Before extracting entities and relations from texts, we need to prepare the texts. With the help of arxiv API, desckgc provide an easy way to download the arxiv papers. You can download the papers by running the following command:

$ desckgc search-from-arxiv --query "network science" --max-results 10
# dumped to ./data/arxiv/ as network_science.json

This command will download the first 10 papers related to “network science” and save them in the ./data/arxiv/ directory (which is the default path, you can change it in config file).

For people who want use there own text, I’ll show you the snapshot of the downloaded json file.

{"title": "Network Analysis ...","authors": ["Yu Lu Liu", "Thomas Jiralerspong"],"published": "2023-10-16 00:41:13+00:00","updated_date": "2023-10-16 00:41:13+00:00","summary": "In recent years, citizen science has become a larger and larger part of the\nscientific community. Its ability to crowd source data and expertise from...","...": "...","pdf_url": "http://arxiv.org/pdf/2310.10693v1"}

You can prepare your own text in the same format to fit the following steps.

To insert the downloaded papers into the database, you can run the following command:

$ desckgc add-from-arxiv --file-name "network_science"
# adding data from data\arxiv\network_science.json

This command will insert the downloaded papers into the database, both in Neo4j and Chroma. You can check the inserted in the databases. In the following version, we will provide a command to check data stored in the database.

Let me show you the snapshot of the inserted data in neo4j database.

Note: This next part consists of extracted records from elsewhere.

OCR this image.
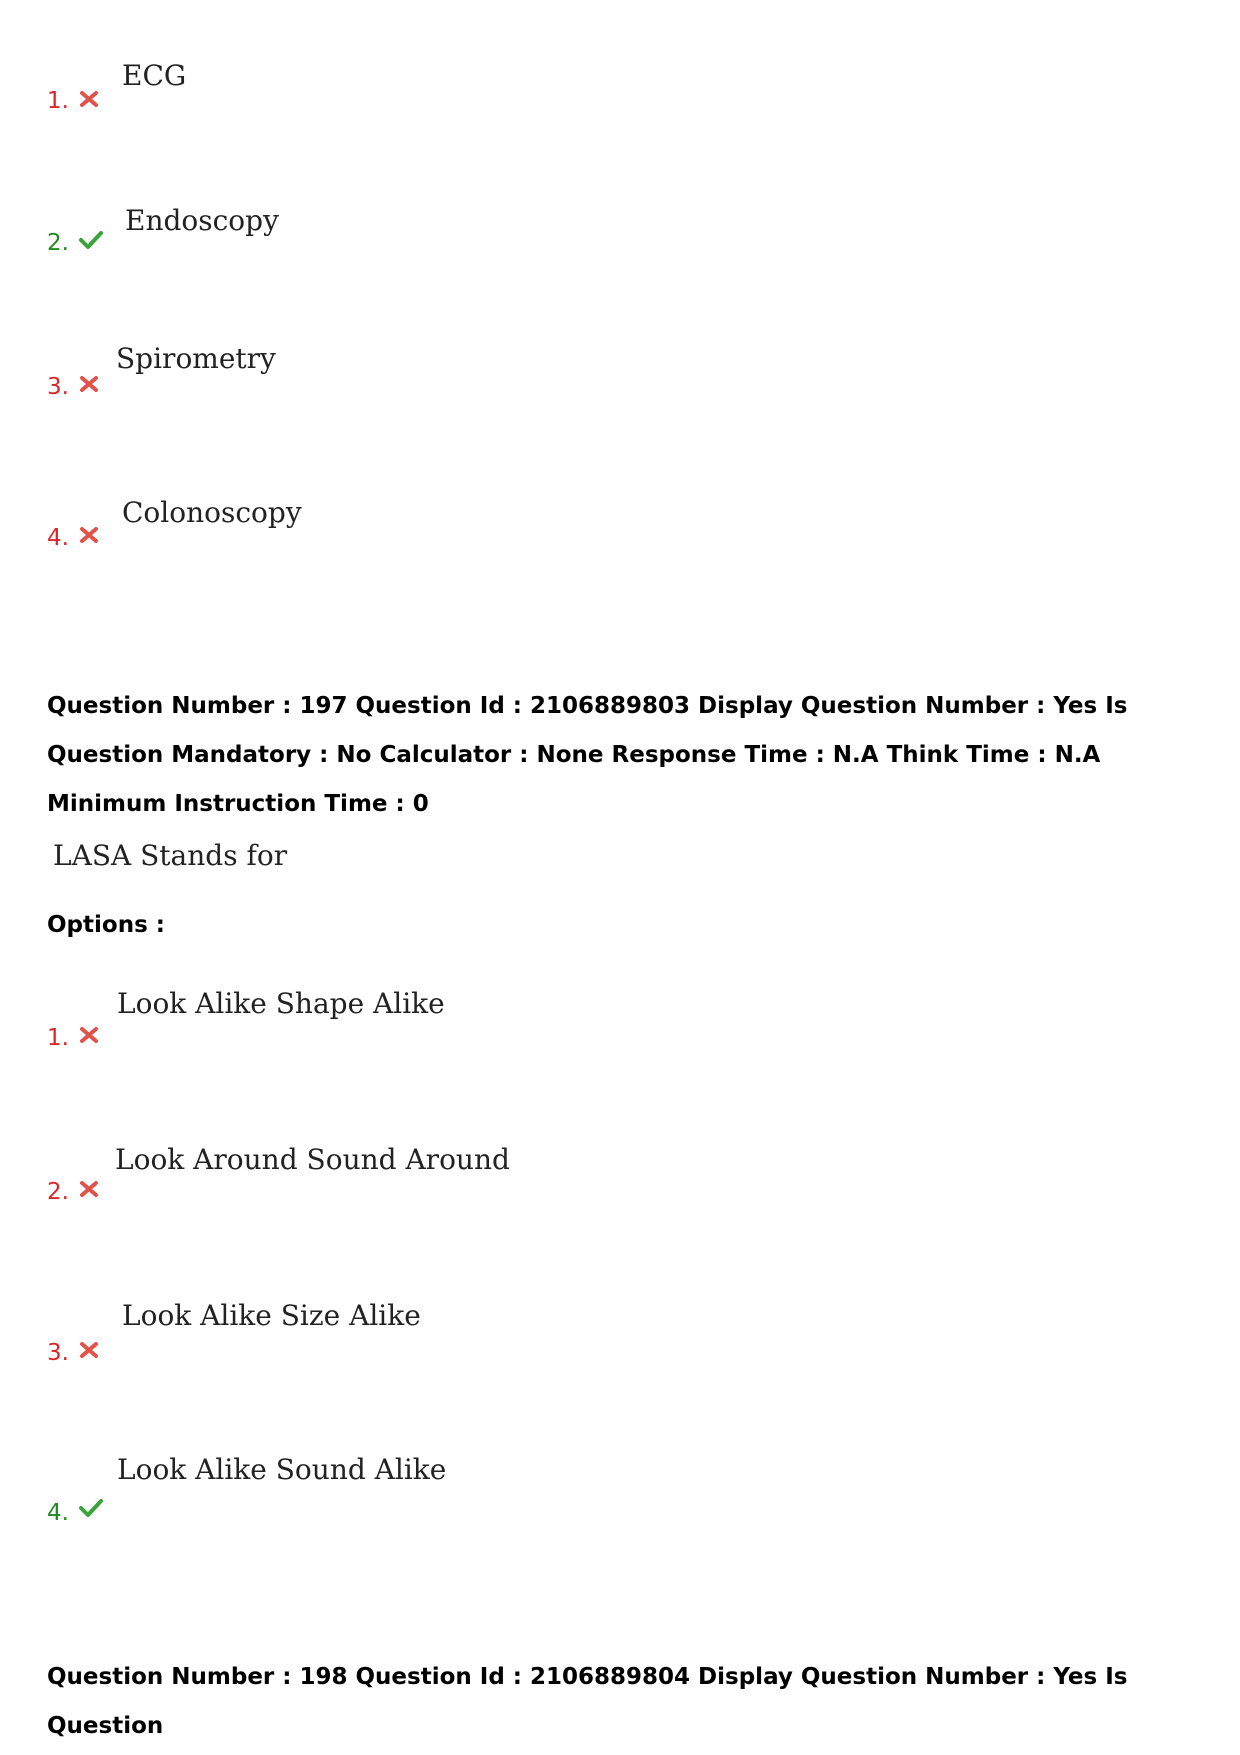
ECG
1.
Endoscopy
2.
Spirometry
3.
Colonoscopy
4.

Question Number : 197 Question Id : 2106889803 Display Question Number : Yes Is Question Mandatory : No Calculator : None Response Time : N.A Think Time : N.A Minimum Instruction Time : 0

LASA Stands for
Options :
Look Alike Shape Alike
1.
Look Around Sound Around
2.
Look Alike Size Alike
3.
Look Alike Sound Alike
4.

Question Number : 198 Question Id : 2106889804 Display Question Number : Yes Is Question
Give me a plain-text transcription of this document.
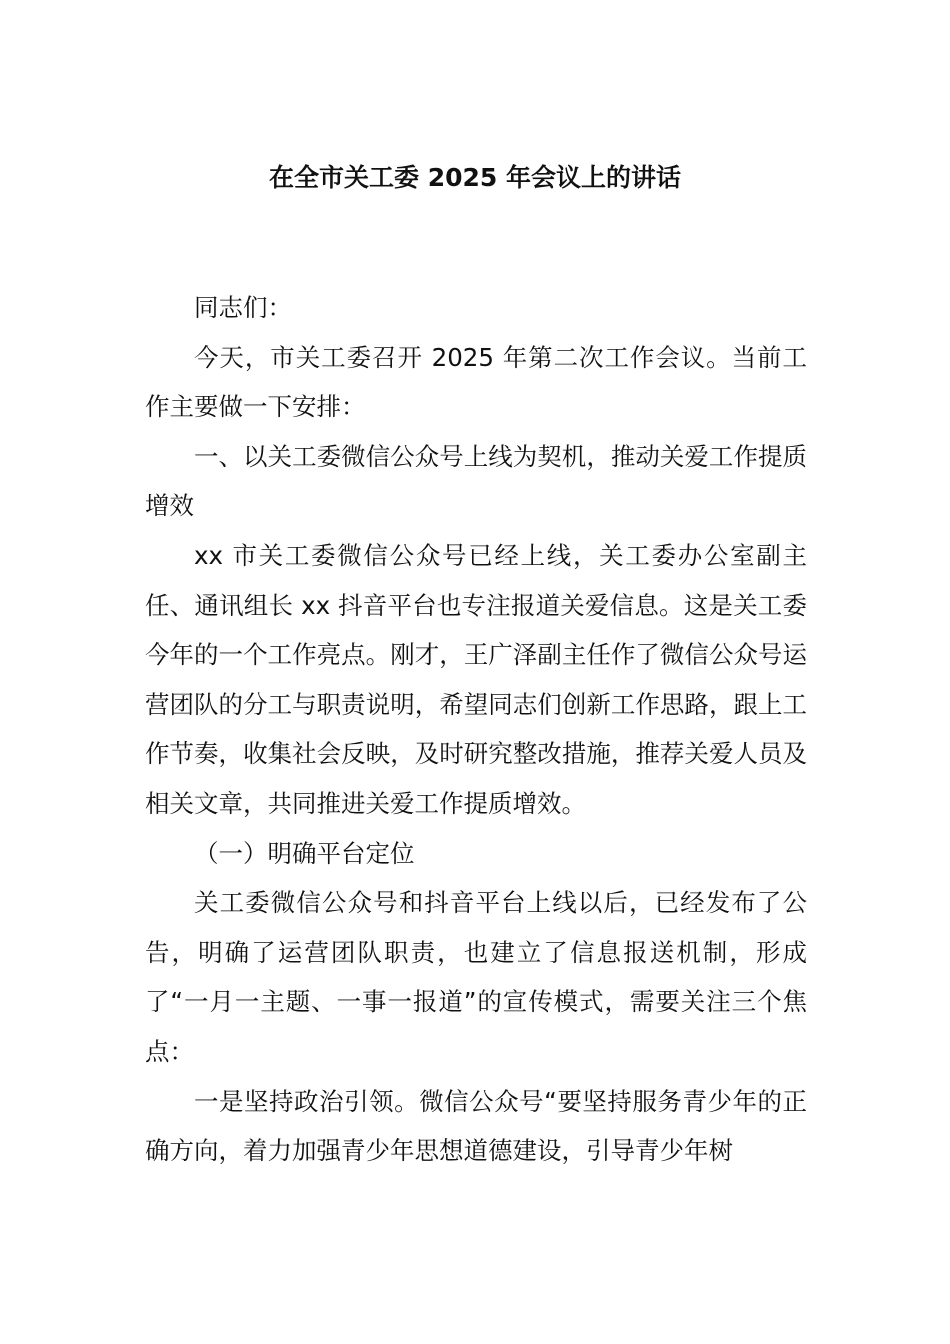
在全市关工委 2025 年会议上的讲话

同志们：

今天，市关工委召开 2025 年第二次工作会议。当前工作主要做一下安排：

一、以关工委微信公众号上线为契机，推动关爱工作提质增效

xx 市关工委微信公众号已经上线，关工委办公室副主任、通讯组长 xx 抖音平台也专注报道关爱信息。这是关工委今年的一个工作亮点。刚才，王广泽副主任作了微信公众号运营团队的分工与职责说明，希望同志们创新工作思路，跟上工作节奏，收集社会反映，及时研究整改措施，推荐关爱人员及相关文章，共同推进关爱工作提质增效。

（一）明确平台定位

关工委微信公众号和抖音平台上线以后，已经发布了公告，明确了运营团队职责，也建立了信息报送机制，形成了“一月一主题、一事一报道”的宣传模式，需要关注三个焦点：

一是坚持政治引领。微信公众号“要坚持服务青少年的正确方向，着力加强青少年思想道德建设，引导青少年树
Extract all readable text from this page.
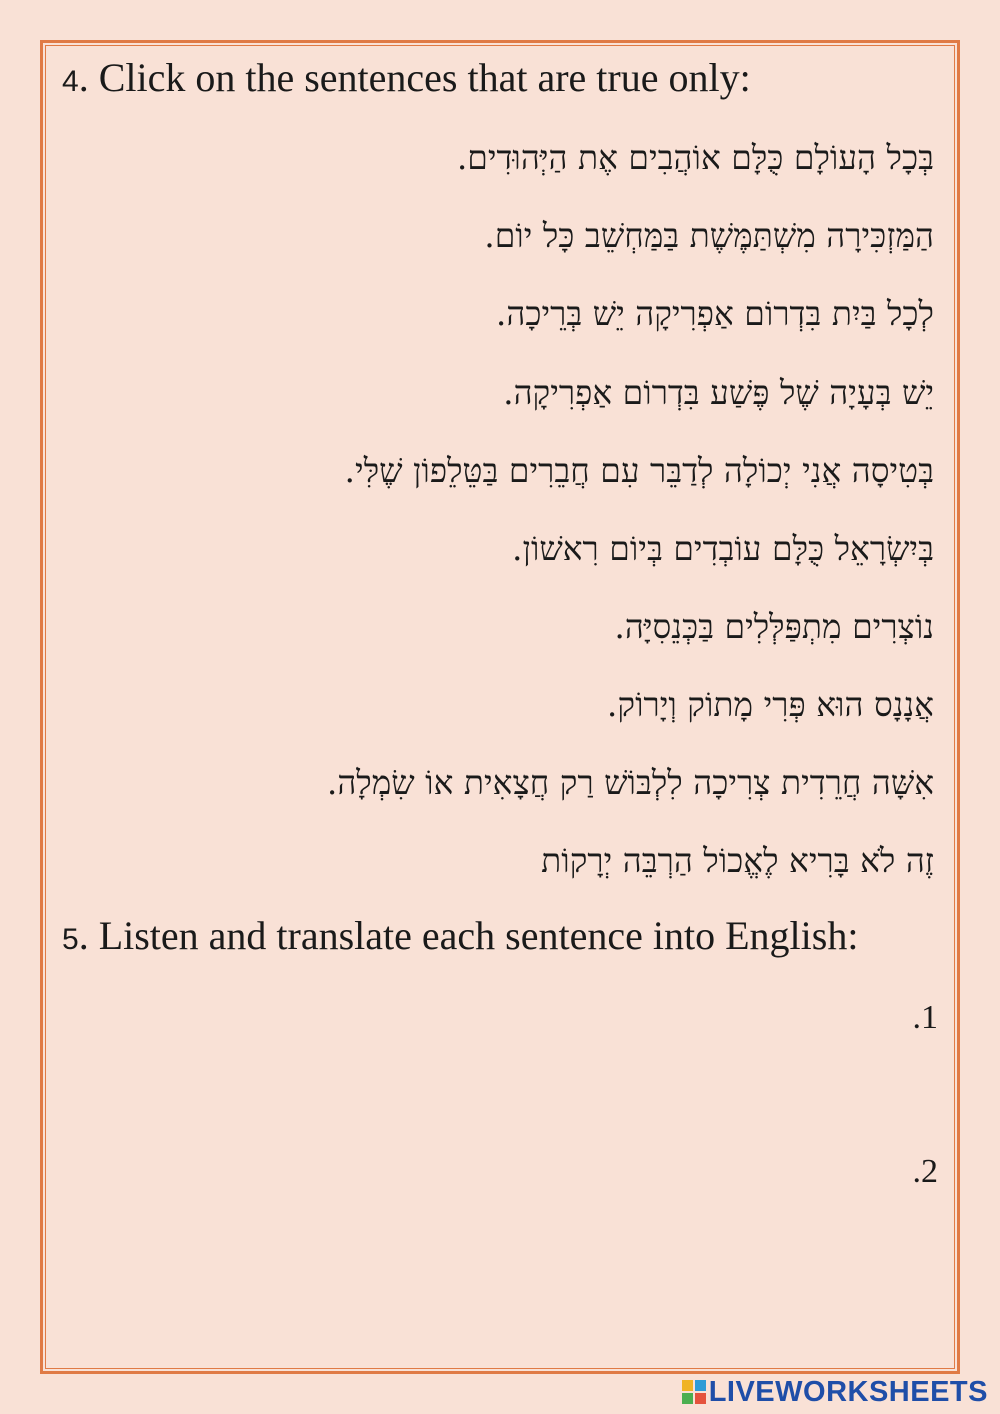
4. Click on the sentences that are true only:
בְּכָל הָעוֹלָם כֻּלָּם אוֹהֲבִים אֶת הַיְּהוּדִים.
הַמַּזְכִּירָה מִשְׁתַּמֶּשֶׁת בַּמַּחְשֵׁב כָּל יוֹם.
לְכָל בַּיִת בִּדְרוֹם אַפְרִיקָה יֵשׁ בְּרֵיכָה.
יֵשׁ בְּעָיָה שֶׁל פֶּשַׁע בִּדְרוֹם אַפְרִיקָה.
בְּטִיסָה אֲנִי יְכוֹלָה לְדַבֵּר עִם חֲבֵרִים בַּטֵּלֵפוֹן שֶׁלִּי.
בְּיִשְׂרָאֵל כֻּלָּם עוֹבְדִים בְּיוֹם רִאשׁוֹן.
נוֹצְרִים מִתְפַּלְּלִים בַּכְּנֵסִיָּה.
אֲנָנָס הוּא פְּרִי מָתוֹק וְיָרוֹק.
אִשָּׁה חֲרֵדִית צְרִיכָה לִלְבּוֹשׁ רַק חֲצָאִית אוֹ שִׂמְלָה.
זֶה לֹא בָּרִיא לֶאֱכוֹל הַרְבֵּה יְרָקוֹת
5. Listen and translate each sentence into English:
.1
.2
LIVEWORKSHEETS
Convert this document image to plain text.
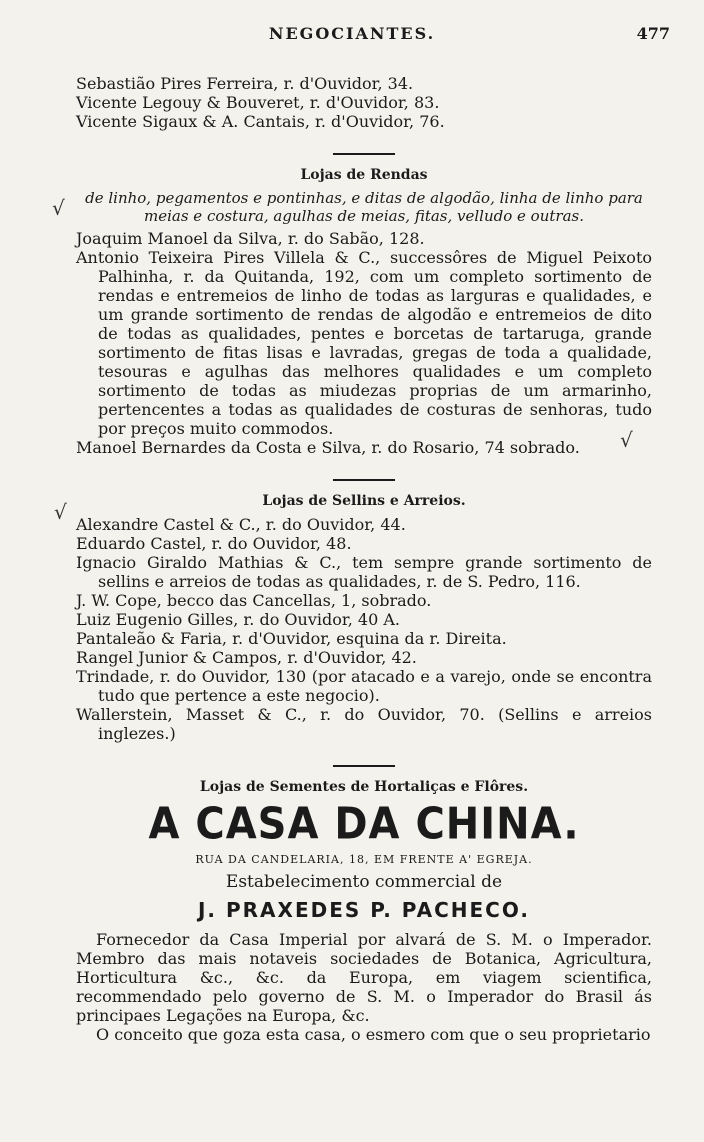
NEGOCIANTES.	477
√
√
√

Sebastião Pires Ferreira, r. d'Ouvidor, 34.

Vicente Legouy & Bouveret, r. d'Ouvidor, 83.

Vicente Sigaux & A. Cantais, r. d'Ouvidor, 76.

Lojas de Rendas

de linho, pegamentos e pontinhas, e ditas de algodão, linha de linho para meias e costura, agulhas de meias, fitas, velludo e outras.

Joaquim Manoel da Silva, r. do Sabão, 128.

Antonio Teixeira Pires Villela & C., successôres de Miguel Peixoto Palhinha, r. da Quitanda, 192, com um completo sortimento de rendas e entremeios de linho de todas as larguras e qualidades, e um grande sortimento de rendas de algodão e entremeios de dito de todas as qualidades, pentes e borcetas de tartaruga, grande sortimento de fitas lisas e lavradas, gregas de toda a qualidade, tesouras e agulhas das melhores qualidades e um completo sortimento de todas as miudezas proprias de um armarinho, pertencentes a todas as qualidades de costuras de senhoras, tudo por preços muito commodos.

Manoel Bernardes da Costa e Silva, r. do Rosario, 74 sobrado.

Lojas de Sellins e Arreios.

Alexandre Castel & C., r. do Ouvidor, 44.

Eduardo Castel, r. do Ouvidor, 48.

Ignacio Giraldo Mathias & C., tem sempre grande sortimento de sellins e arreios de todas as qualidades, r. de S. Pedro, 116.

J. W. Cope, becco das Cancellas, 1, sobrado.

Luiz Eugenio Gilles, r. do Ouvidor, 40 A.

Pantaleão & Faria, r. d'Ouvidor, esquina da r. Direita.

Rangel Junior & Campos, r. d'Ouvidor, 42.

Trindade, r. do Ouvidor, 130 (por atacado e a varejo, onde se encontra tudo que pertence a este negocio).

Wallerstein, Masset & C., r. do Ouvidor, 70. (Sellins e arreios inglezes.)

Lojas de Sementes de Hortaliças e Flôres.
A CASA DA CHINA.
RUA DA CANDELARIA, 18, EM FRENTE A' EGREJA.
Estabelecimento commercial de
J. PRAXEDES P. PACHECO.

Fornecedor da Casa Imperial por alvará de S. M. o Imperador. Membro das mais notaveis sociedades de Botanica, Agricultura, Horticultura &c., &c. da Europa, em viagem scientifica, recommendado pelo governo de S. M. o Imperador do Brasil ás principaes Legações na Europa, &c.

O conceito que goza esta casa, o esmero com que o seu proprietario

Snapshot of the inserted data in neo4j database

As you can see, the data is stored in the form of a graph. The nodes represent the entities, and the edges represent the relations between the entities. Currently, the relations are only extracted from the metadata of the papers. In the following version, we will extract relations from the content of the papers.

information extraction#

After preparing the texts, we can extract entities and relations from them. You can run the following command to extract entities and relations from the downloaded papers:

$ desckgc extract-from-doc

This command will extract entities and relations from the papers in the database. The related paramters can be found in the extractor setction of the config file.

After extracting entities and relations, you can check the extracted data in the database. The following is the snapshot of the extracted data in neo4j database, which are entities and relations extracted from one paper.

Snapshot of the extracted data in neo4j database

Entity Alignment#

After extracting entities and relations from the papers, we can align the entities with the entities in the database. You can run the following command to align the entities:

$ desckgc entity-alignment

This command will align the entities in the database with the entities extracted from the papers. The related paramters can be found in the entity_alignment setction of the config file.

After aligning the entities, same entities from different sources will be merged into one entity.

Snapshot of the aligned data in neo4j database

Until now, we have finished the process of knowledge graph construction. You can check the knowledge graph in the database. Hope you enjoy it!